Speaker of the Niue Assembly
- In office 1993–1999
- Preceded by: Sam Pata Emani Tagelagi
- Succeeded by: Tama Lati Posimani

Personal details
- Born: 28 May 1933
- Died: 19 November 2023 (aged 90) Niue

= John Tofo Funaki =

Niuean politician

John Tofo Funaki (28 May 1933 – 19 November 2023) was a Niuean politician and government official who served as the Speaker of the Niue Assembly from 1993 to 1999.
==Biography==
Funaki was born on 28 May 1933. He received a scholarship and received education in New Zealand, attending King's College in Christchurch. In 1953, he started working for the New Zealand Resident Commissioners Office, and he then worked for multiple government departments in the subsequent years, including the education, health, justice and treasury departments. He was one of the "leading public servants" in Niue as the country became self-governing and adopted their constitution in 1974. In 1975, he was given the position of Public Defender, remaining in that role for 10 years.

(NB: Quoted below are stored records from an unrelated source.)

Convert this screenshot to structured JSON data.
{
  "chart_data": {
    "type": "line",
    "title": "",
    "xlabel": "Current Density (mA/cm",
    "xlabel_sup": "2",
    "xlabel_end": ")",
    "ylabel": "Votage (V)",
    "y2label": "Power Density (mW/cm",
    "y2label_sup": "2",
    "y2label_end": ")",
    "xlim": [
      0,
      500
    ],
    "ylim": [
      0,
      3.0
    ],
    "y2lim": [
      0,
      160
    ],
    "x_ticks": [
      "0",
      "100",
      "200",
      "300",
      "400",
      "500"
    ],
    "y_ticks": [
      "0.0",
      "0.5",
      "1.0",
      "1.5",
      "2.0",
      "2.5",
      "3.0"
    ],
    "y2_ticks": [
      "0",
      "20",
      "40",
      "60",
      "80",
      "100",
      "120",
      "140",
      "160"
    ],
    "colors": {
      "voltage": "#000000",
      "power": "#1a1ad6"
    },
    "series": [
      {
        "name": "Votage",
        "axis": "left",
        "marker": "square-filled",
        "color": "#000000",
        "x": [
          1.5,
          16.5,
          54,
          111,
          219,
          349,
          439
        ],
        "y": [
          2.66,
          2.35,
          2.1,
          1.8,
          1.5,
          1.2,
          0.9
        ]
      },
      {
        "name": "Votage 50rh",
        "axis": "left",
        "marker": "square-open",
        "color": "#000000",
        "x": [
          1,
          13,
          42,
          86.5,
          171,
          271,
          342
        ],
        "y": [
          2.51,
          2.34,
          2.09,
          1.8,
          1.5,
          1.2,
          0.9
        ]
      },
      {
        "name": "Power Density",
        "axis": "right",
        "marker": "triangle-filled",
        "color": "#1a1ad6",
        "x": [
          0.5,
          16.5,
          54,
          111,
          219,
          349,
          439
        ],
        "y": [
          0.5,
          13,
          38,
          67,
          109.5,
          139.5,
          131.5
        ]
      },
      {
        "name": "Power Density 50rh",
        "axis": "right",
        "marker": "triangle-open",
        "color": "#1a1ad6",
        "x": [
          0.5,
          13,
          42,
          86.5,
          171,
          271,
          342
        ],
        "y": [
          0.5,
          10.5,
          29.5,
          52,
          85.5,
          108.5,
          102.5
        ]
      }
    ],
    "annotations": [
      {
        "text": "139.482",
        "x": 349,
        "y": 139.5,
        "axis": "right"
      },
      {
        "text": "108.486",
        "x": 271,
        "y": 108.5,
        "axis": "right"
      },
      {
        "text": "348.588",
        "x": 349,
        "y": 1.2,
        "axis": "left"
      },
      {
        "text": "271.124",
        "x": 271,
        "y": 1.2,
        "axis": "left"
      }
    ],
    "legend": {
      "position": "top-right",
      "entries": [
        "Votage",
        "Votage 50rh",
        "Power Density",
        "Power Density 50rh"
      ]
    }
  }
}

Funaki served as Secretary to Justice starting in 1985 and then land titling manager from 1989 until his retirement from public service in 1990. He was named a land commissioner for the land division of the Niue High Court in 1991. In 1993, he was elected the speaker of the Niue Assembly, succeeding Sam Pata Emani Tagelagi and being the second person to hold the position. He remained in that role until being succeeded by Tama Lati Posimani in 1999. He was later nominated again to be speaker in 2002, although he was not elected.

Funaki was married and had several children. In 2020, he was honored at the inaugural 2020 Niue National Awards as the first recipient of the Niue Public Service Medal, "for his more than 36 years of dedication and commitment to serving the government and the people of Niue." He died on 19 November 2023, at the age of 90.